Apesar da exigência legal muitas sociedades anônimas de capital fechado, cujos acionistas eram em pequeno número e estavam diretamente envolvidos nos negócios sociais participando de todas as decisões tomadas, deixaram de proceder à publicação dos documentos relacionados no artigo 293. Como forma de coibir tal prática, a Junta Comercial do Estado de São Paulo emitiu a Deliberação JUCESP nº 06 de 25 de maio de 1995, publicada no DOE de 26/05/95, determinando que as atas de assembléias gerais e demais atos das sociedades por ações, de publicação obrigatória, deverão ser arquivadas na Junta Comercial (artigo 289 - 5º parágrafo da Lei nº 6.404/76), sob pena de não serem arquivados os atos subsequentes (artigo 2º).

A Lei nº 9.457/97 deu nova redação ao artigo 294 da Lei 6.404/76, excluindo do artigo, referência ao valor do patrimônio líquido. Dessa forma, as sociedades fechadas com menos de 20 acionistas, poderiam deixar de publicar os documentos de que trata o artigo 133, devendo ser tais documentos, por cópias autenticadas, arquivados no registro de comércio, juntamente com a ata que sobre eles deliberou.

A eliminação da referência ao valor do patrimônio líquido da sociedade, no artigo 294, pela Lei nº 9.457/97, constituiu um avanço ao reconhecer, ainda que implicitamente, a existência de uma subclasse de sociedades anônimas de capital fechado. Seriam aquelas sociedades com poucos acionistas todos envolvidos com as atividades sociais, organizadas sob a forma de sociedade por ações principalmente por oferecer uma estrutura flexível de capital. A intenção do legislador ao excluir a referência ao valor do patrimônio líquido foi bastante clara, i.e. o reconhecimento de que o valor do patrimônio líquido não deve ser utilizado como critério, para determinar a publicidade ou não, das demonstrações financeiras da sociedade. Dessa forma, as sociedades por ações com um número reduzido de acionistas não seriam compelidas a publicar suas demonstrações financeiras, a exemplo das sociedades por quotas de responsabilidade limitada que podem possuir valores expressivos de patrimônio líquido, sem que seja necessário tornar públicas as demonstrações financeiras dessas sociedades.

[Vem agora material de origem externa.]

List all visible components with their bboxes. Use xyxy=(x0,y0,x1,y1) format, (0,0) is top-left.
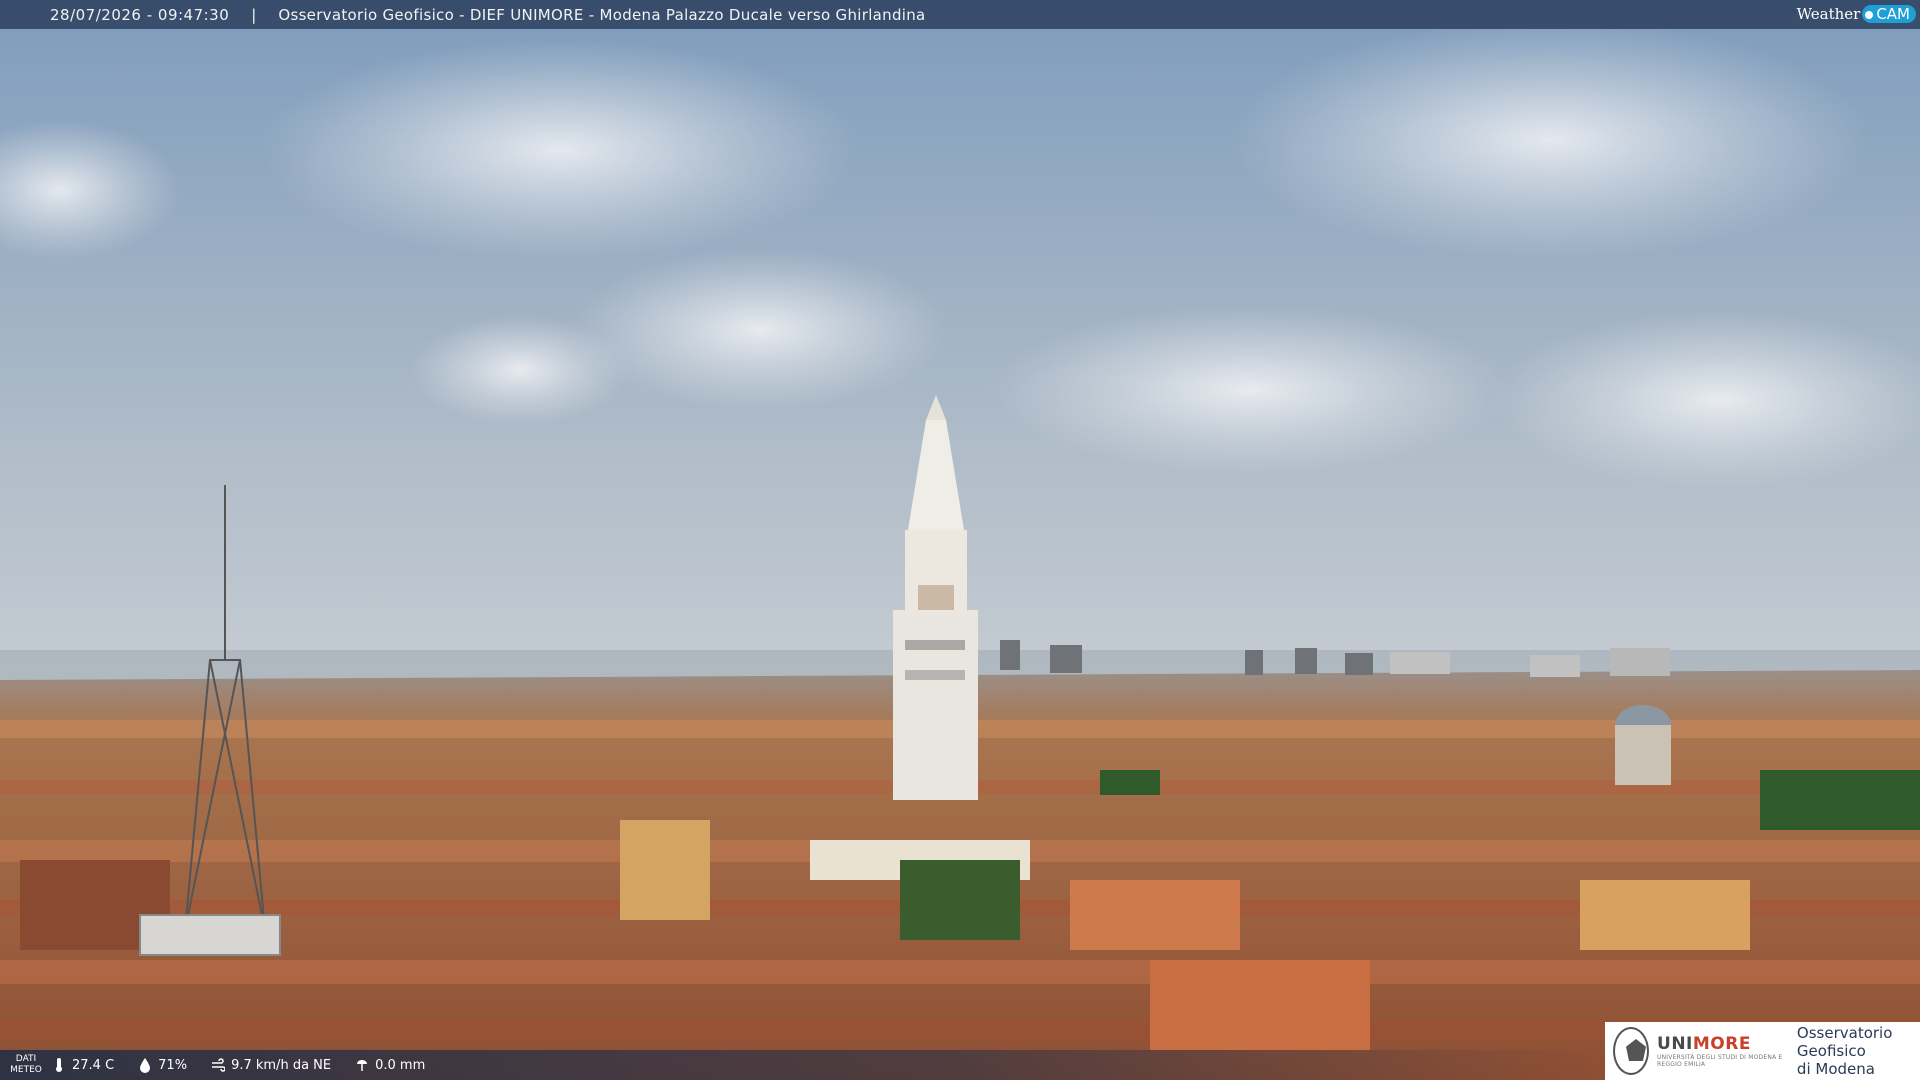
observatory-line1: Osservatorio Geofisico xyxy=(1796,1024,1893,1060)
weather-label-line1: DATI xyxy=(15,1054,37,1064)
weathercam-logo: Weather CAM xyxy=(1797,3,1916,25)
wind-icon xyxy=(212,1058,226,1072)
thermometer-icon xyxy=(56,1058,62,1072)
camera-title: Osservatorio Geofisico - DIEF UNIMORE - … xyxy=(278,5,926,24)
header-bar: 28/07/2026 - 09:47:30 | Osservatorio Geo… xyxy=(0,0,1920,29)
webcam-image xyxy=(0,0,1920,1080)
brand-subtitle: UNIVERSITÀ DEGLI STUDI DI MODENA E REGGI… xyxy=(1657,1054,1783,1068)
unimore-brand: UNIMORE UNIVERSITÀ DEGLI STUDI DI MODENA… xyxy=(1657,1034,1785,1068)
rain-icon xyxy=(357,1060,368,1071)
rain-item: 0.0 mm xyxy=(355,1057,425,1073)
wind-item: 9.7 km/h da NE xyxy=(211,1057,331,1073)
weather-data-bar: DATI METEO 27.4 C 71% 9.7 km/h da NE 0.0… xyxy=(0,1050,1600,1080)
brand-uni: UNI xyxy=(1657,1034,1693,1054)
rain-value: 0.0 mm xyxy=(375,1057,426,1073)
weather-label-line2: METEO xyxy=(10,1065,42,1075)
temperature-value: 27.4 C xyxy=(72,1057,115,1073)
timestamp: 28/07/2026 - 09:47:30 xyxy=(50,5,230,24)
logo-weather-text: Weather xyxy=(1796,5,1861,23)
wind-value: 9.7 km/h da NE xyxy=(231,1057,332,1073)
logo-cam-text: CAM xyxy=(1862,5,1916,23)
temperature-item: 27.4 C xyxy=(52,1057,114,1073)
droplet-icon xyxy=(140,1058,151,1073)
observatory-name: Osservatorio Geofisico di Modena xyxy=(1797,1024,1920,1078)
humidity-value: 71% xyxy=(158,1057,188,1073)
unimore-logo: UNIMORE UNIVERSITÀ DEGLI STUDI DI MODENA… xyxy=(1605,1022,1920,1080)
humidity-item: 71% xyxy=(138,1057,187,1073)
dome xyxy=(1615,705,1671,785)
brand-more: MORE xyxy=(1692,1034,1751,1054)
weather-label: DATI METEO xyxy=(0,1054,52,1076)
observatory-line2: di Modena xyxy=(1796,1060,1875,1078)
header-separator: | xyxy=(251,5,257,24)
university-seal-icon xyxy=(1613,1027,1650,1075)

A imprensa oficial, com receio de ter reduzido seu faturamento em decorrência da nova regra do artigo nº 294, tem defendido a tese, com o apoio de Modesto Carvalhosa, de que a eficácia da alteração do artigo 294 dependeria da alteração do parágrafo 6º do artigo 176, que dispensa a publicação da demonstração das origens e aplicações de recursos de companhias fechadas com patrimônio líquido na data do balanço não, superior a R$ 1.000.000,00 (Um Milhão de Reais). Dessa forma, o critério do valor máximo de patrimônio líquido mencionado no artigo 176 também seria aplicável ao artigo 294, em decorrência de uma interpretação sistemática da lei.

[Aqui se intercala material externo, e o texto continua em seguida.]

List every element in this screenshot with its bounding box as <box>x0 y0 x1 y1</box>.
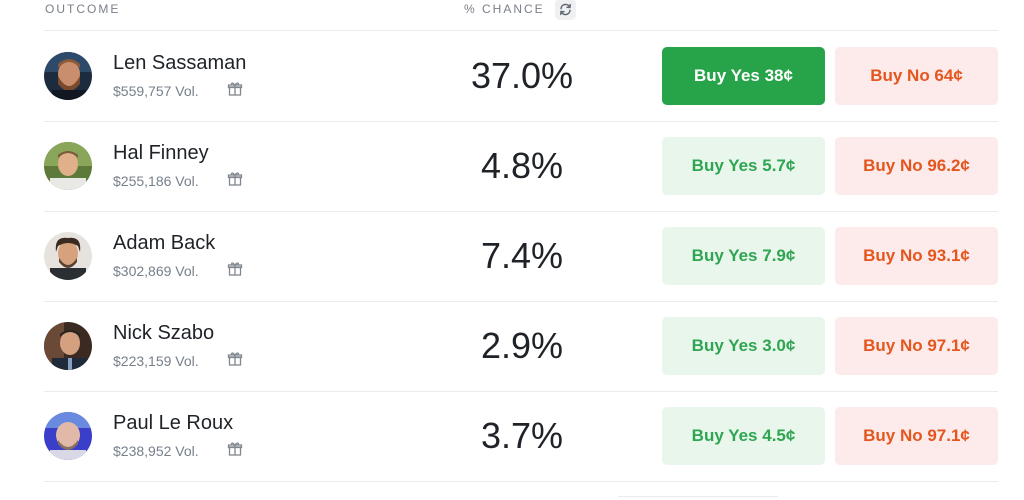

A posição defendida pela imprensa oficial não deveria prosperar, pois não existe colidência de interpretação entre a nova redação do artigo 294 e o parágrafo 6º do artigo 176. Os dispositivos legais tratam de questões diversas. O artigo 294 trata da dispensa de publicação dos documentos relacionados no artigo 133, entre os quais as demonstrações financeiras, enquanto o parágrafo 6º do artigo 176 trata da publicação da demonstração das origens e aplicações de recursos. Dessa forma, a sociedade anônima poderia: (i) qualificar-se nos termos do artigo 294, ficando dispensada de efetuar à publicação das demonstrações financeiras; (ii) não se qualificar nos termos do artigo 294 (devendo proceder à publicação das demonstrações financeiras), mas qualificar-se nos termos do artigo 176, parágrafo 6º, estando dispensada de publicar a demonstração das origens e aplicações de recursos; ou ainda (iii) não se qualificar nem nos termos do artigo 294 nem nos termos do artigo 176, devendo publicar as demonstrações financeiras acompanhada da demonstração das origens e aplicações de recursos.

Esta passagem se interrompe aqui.